Dialogue Flybook V33i review
We saw the first incarnation of the Flybook a year ago, but found as many drawbacks as there were charms. It’s still in a class of its own, though: at 1.25kg, it’s much smaller and lighter than most ultraportables. But Dialogue has designed it to be just on the usable side of tiny.
Not that the Flybook is much like a conventional notebook. For a start, the screen swivels to convert it into a tiny slate tablet, with the comfortable flatworm-shaped stylus proving a great way to navigate. It’s certainly easier than using the trackpoint and mouse buttons arranged across the top of the main chassis.
As before, Dialogue uses the software of its subsidiary PenMount Touch Screen Solutions to power the stylus, and to reasonable effect. You still have a few disparate applets and windows floating around the Desktop to handle right-clicking and handwriting recognition, but at least the latter has noticeably improved. Toggling the riteRen recognition software in the System Tray lets you scribble over the whole 9in TFT without affecting the applications displayed – a boon when jotting down notes in a meeting.
If you can keep your scribble fairly legible, the software has around 90% accuracy, so poring over errors on the train home wasn’t too laborious. That’s just as well, as the keyboard itself has plenty of foibles. The recessed spacebar isn’t conducive to hitting with your thumb when typing in full flow, the single-width right Shift key is annoyingly hard to hit with a little finger, and the small apostrophe and full stop keys lead to many punctuation errors. For light editing and small documents, it serves its purpose, but it’s a relief to get back to the office. There are two docking stations available: one for the desk and the other, more unusually, for the car.
The 1,024 x 600 screen is fine for document reading and editing, but the restricted height is a problem for some applications. That includes the Catalyst Control Center, which gives access to the settings of the ATi GPU embedded in the Xpress 200M chipset. Based around the X300, it’s just enough to cope with the full Windows Vista Aero interface should you wish to upgrade next year. The change in chipset over the previous Flybook is necessitated by the change in CPU: the low-power, low-performance Transmeta Crusoe has been replaced with a Pentium M running at 1.1GHz. With an application benchmark score of 0.53, it’s fast enough to cope with all the modern office applications you’ll be running. Unfortunately, the new CPU requires a fan to keep cool, and this tends to make an audible high-pitched whine.
And while the battery life seems to have suffered due to the new CPU – down from three hours’ intensive use to one-and-a-half – our review unit was supplied with a three-cell battery, whereas the retail version will have a six-cell model, roughly doubling the life expectancy.

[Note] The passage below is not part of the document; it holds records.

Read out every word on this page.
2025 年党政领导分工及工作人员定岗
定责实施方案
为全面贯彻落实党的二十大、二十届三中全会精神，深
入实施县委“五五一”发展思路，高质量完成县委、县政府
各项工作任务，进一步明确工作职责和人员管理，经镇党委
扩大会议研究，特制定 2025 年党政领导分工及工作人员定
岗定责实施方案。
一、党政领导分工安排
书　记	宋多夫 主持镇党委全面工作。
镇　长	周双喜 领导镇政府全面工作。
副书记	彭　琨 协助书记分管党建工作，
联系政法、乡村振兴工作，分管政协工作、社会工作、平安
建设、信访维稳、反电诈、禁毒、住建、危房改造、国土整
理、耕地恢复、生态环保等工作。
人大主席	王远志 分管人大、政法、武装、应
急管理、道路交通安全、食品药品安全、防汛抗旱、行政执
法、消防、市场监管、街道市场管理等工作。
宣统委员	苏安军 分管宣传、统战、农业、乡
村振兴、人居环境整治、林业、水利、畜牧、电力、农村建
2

Speed was a slight concern with the previous Flybook, but the quality of the touchscreen was our main qualm. Components from the lid construction pressed through the back of the crystal film layer in a potentially destructive way. Unfortunately, the same is true of this Flybook, with pressure points rippling the screen under the slightest pressure on the lid or from the stylus. The supplied carry case offers little protection for the Flybook in luggage and has no room for the charger either. There’s a two-year return-to-base warranty offered, though, which at least gives us a little more faith.

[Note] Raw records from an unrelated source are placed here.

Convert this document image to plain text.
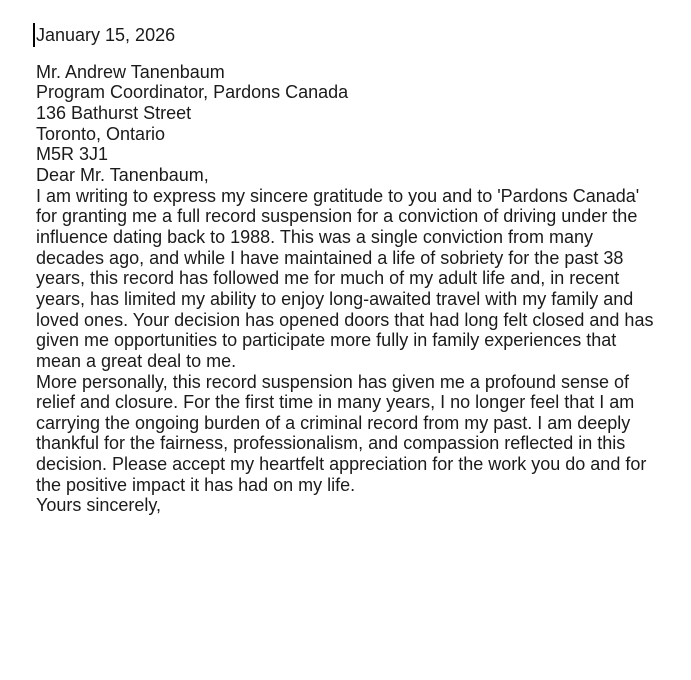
January 15, 2026

Mr. Andrew Tanenbaum

Program Coordinator, Pardons Canada

136 Bathurst Street

Toronto, Ontario

M5R 3J1

Dear Mr. Tanenbaum,

I am writing to express my sincere gratitude to you and to 'Pardons Canada' for granting me a full record suspension for a conviction of driving under the influence dating back to 1988. This was a single conviction from many decades ago, and while I have maintained a life of sobriety for the past 38 years, this record has followed me for much of my adult life and, in recent years, has limited my ability to enjoy long-awaited travel with my family and loved ones. Your decision has opened doors that had long felt closed and has given me opportunities to participate more fully in family experiences that mean a great deal to me.

More personally, this record suspension has given me a profound sense of relief and closure. For the first time in many years, I no longer feel that I am carrying the ongoing burden of a criminal record from my past. I am deeply thankful for the fairness, professionalism, and compassion reflected in this decision. Please accept my heartfelt appreciation for the work you do and for the positive impact it has had on my life.

Yours sincerely,
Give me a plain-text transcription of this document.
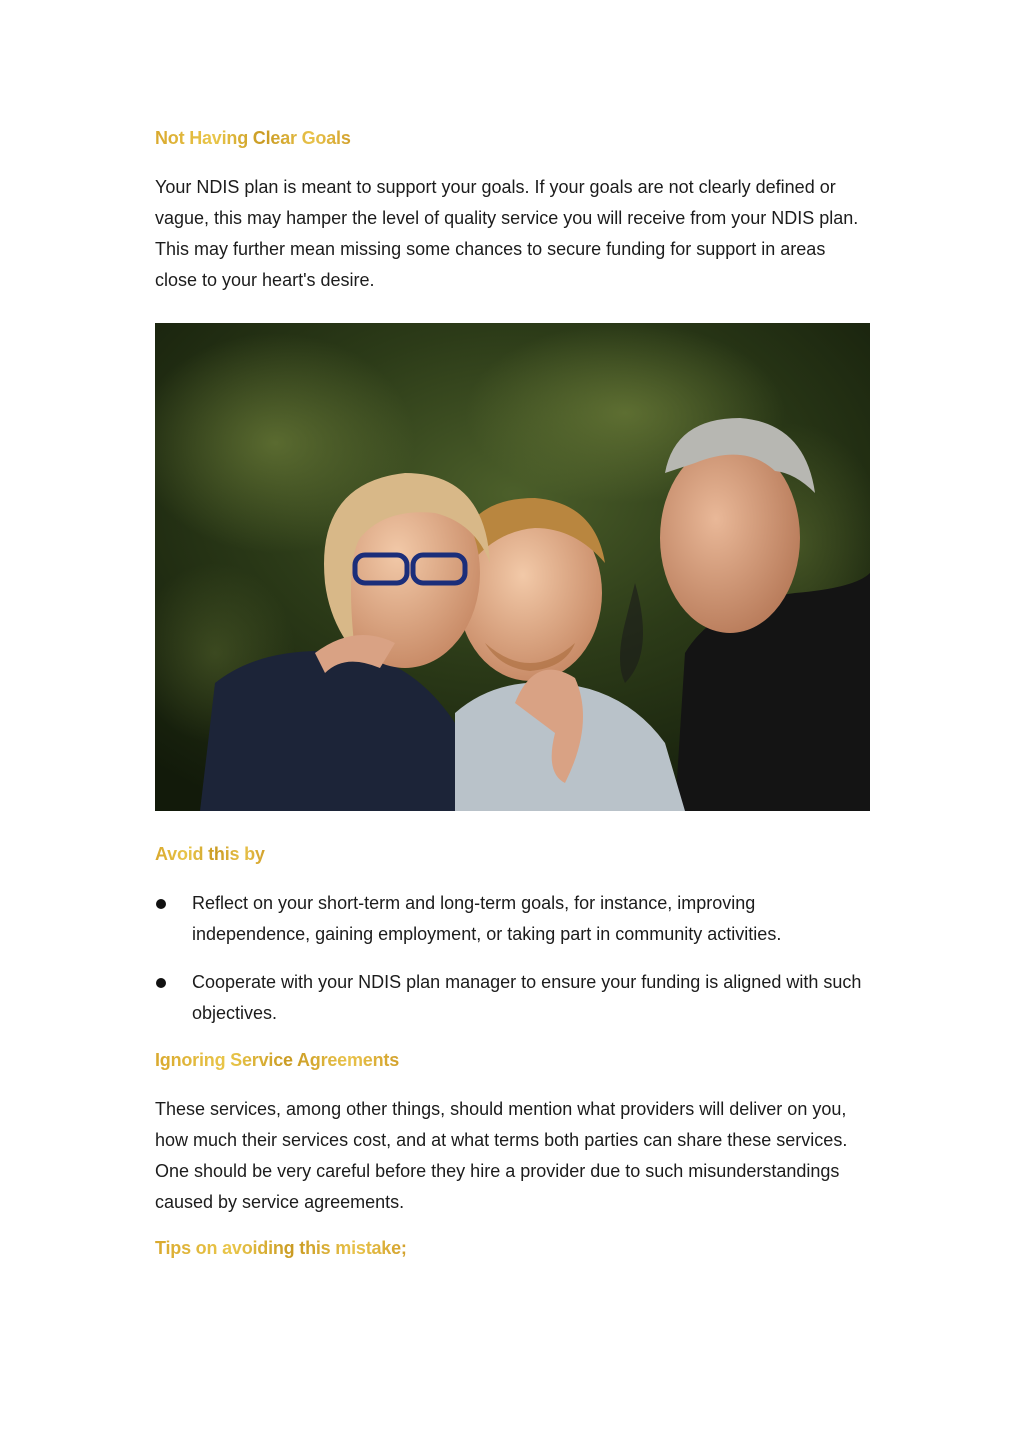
Not Having Clear Goals

Your NDIS plan is meant to support your goals. If your goals are not clearly defined or vague, this may hamper the level of quality service you will receive from your NDIS plan. This may further mean missing some chances to secure funding for support in areas close to your heart's desire.

Avoid this by
Reflect on your short-term and long-term goals, for instance, improving independence, gaining employment, or taking part in community activities.
Cooperate with your NDIS plan manager to ensure your funding is aligned with such objectives.
Ignoring Service Agreements

These services, among other things, should mention what providers will deliver on you, how much their services cost, and at what terms both parties can share these services. One should be very careful before they hire a provider due to such misunderstandings caused by service agreements.

Tips on avoiding this mistake;
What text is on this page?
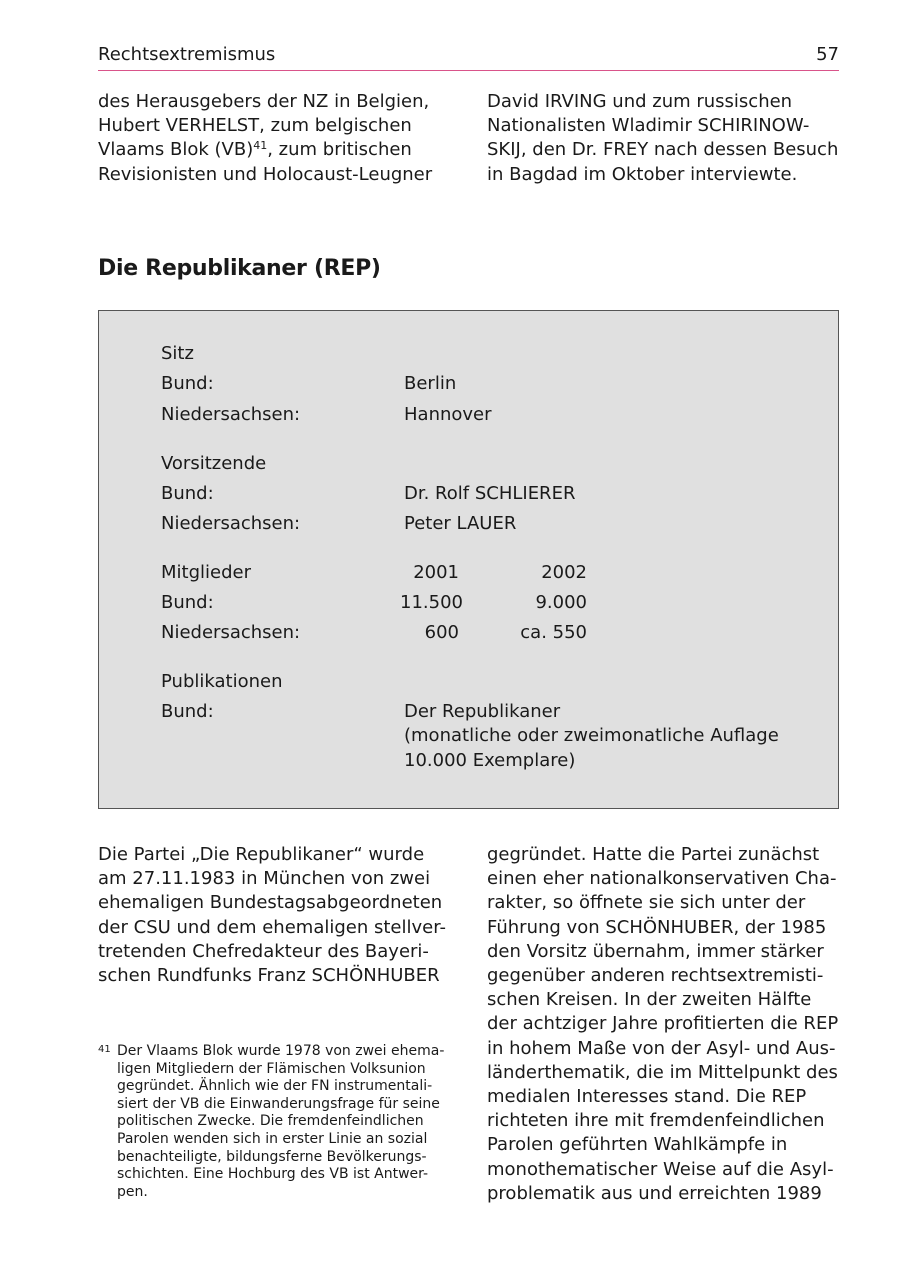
Rechtsextremismus	57
des Herausgebers der NZ in Belgien,
Hubert VERHELST, zum belgischen
Vlaams Blok (VB)$^{41}$, zum britischen
Revisionisten und Holocaust-Leugner
David IRVING und zum russischen
Nationalisten Wladimir SCHIRINOW-
SKIJ, den Dr. FREY nach dessen Besuch
in Bagdad im Oktober interviewte.
Die Republikaner (REP)
Sitz
Bund:	Berlin
Niedersachsen:	Hannover
Vorsitzende
Bund:	Dr. Rolf SCHLIERER
Niedersachsen:	Peter LAUER
Mitglieder	2001	2002
Bund:	11.500	9.000
Niedersachsen:	600	ca. 550
Publikationen
Bund:	Der Republikaner
(monatliche oder zweimonatliche Auflage
10.000 Exemplare)
Die Partei „Die Republikaner“ wurde
am 27.11.1983 in München von zwei
ehemaligen Bundestagsabgeordneten
der CSU und dem ehemaligen stellver-
tretenden Chefredakteur des Bayeri-
schen Rundfunks Franz SCHÖNHUBER
gegründet. Hatte die Partei zunächst
einen eher nationalkonservativen Cha-
rakter, so öffnete sie sich unter der
Führung von SCHÖNHUBER, der 1985
den Vorsitz übernahm, immer stärker
gegenüber anderen rechtsextremisti-
schen Kreisen. In der zweiten Hälfte
der achtziger Jahre profitierten die REP
in hohem Maße von der Asyl- und Aus-
länderthematik, die im Mittelpunkt des
medialen Interesses stand. Die REP
richteten ihre mit fremdenfeindlichen
Parolen geführten Wahlkämpfe in
monothematischer Weise auf die Asyl-
problematik aus und erreichten 1989
41 Der Vlaams Blok wurde 1978 von zwei ehema-
ligen Mitgliedern der Flämischen Volksunion
gegründet. Ähnlich wie der FN instrumentali-
siert der VB die Einwanderungsfrage für seine
politischen Zwecke. Die fremdenfeindlichen
Parolen wenden sich in erster Linie an sozial
benachteiligte, bildungsferne Bevölkerungs-
schichten. Eine Hochburg des VB ist Antwer-
pen.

While the lid offers scant protection, the base is more ruggedly built. Similar to the previous Flybook, the battery is placed at the fore, pushing the generous supply of ports to the rear. Two USB 2 ports join two mini-FireWire and a Type II PC Card slot. There are D-SUB and composite video outputs, plus the 10/100 Ethernet and modem ports to complement the 802.11 b/g wireless inside. Of potentially even greater use, on the left side you’ll find a SIM slot. It supports GPRS and EDGE data connections, which are handy should Wi-Fi fail you when roaming. There’s also a microphone above the screen and two speakers on the base underneath it, which could prove useful for VoIP calls.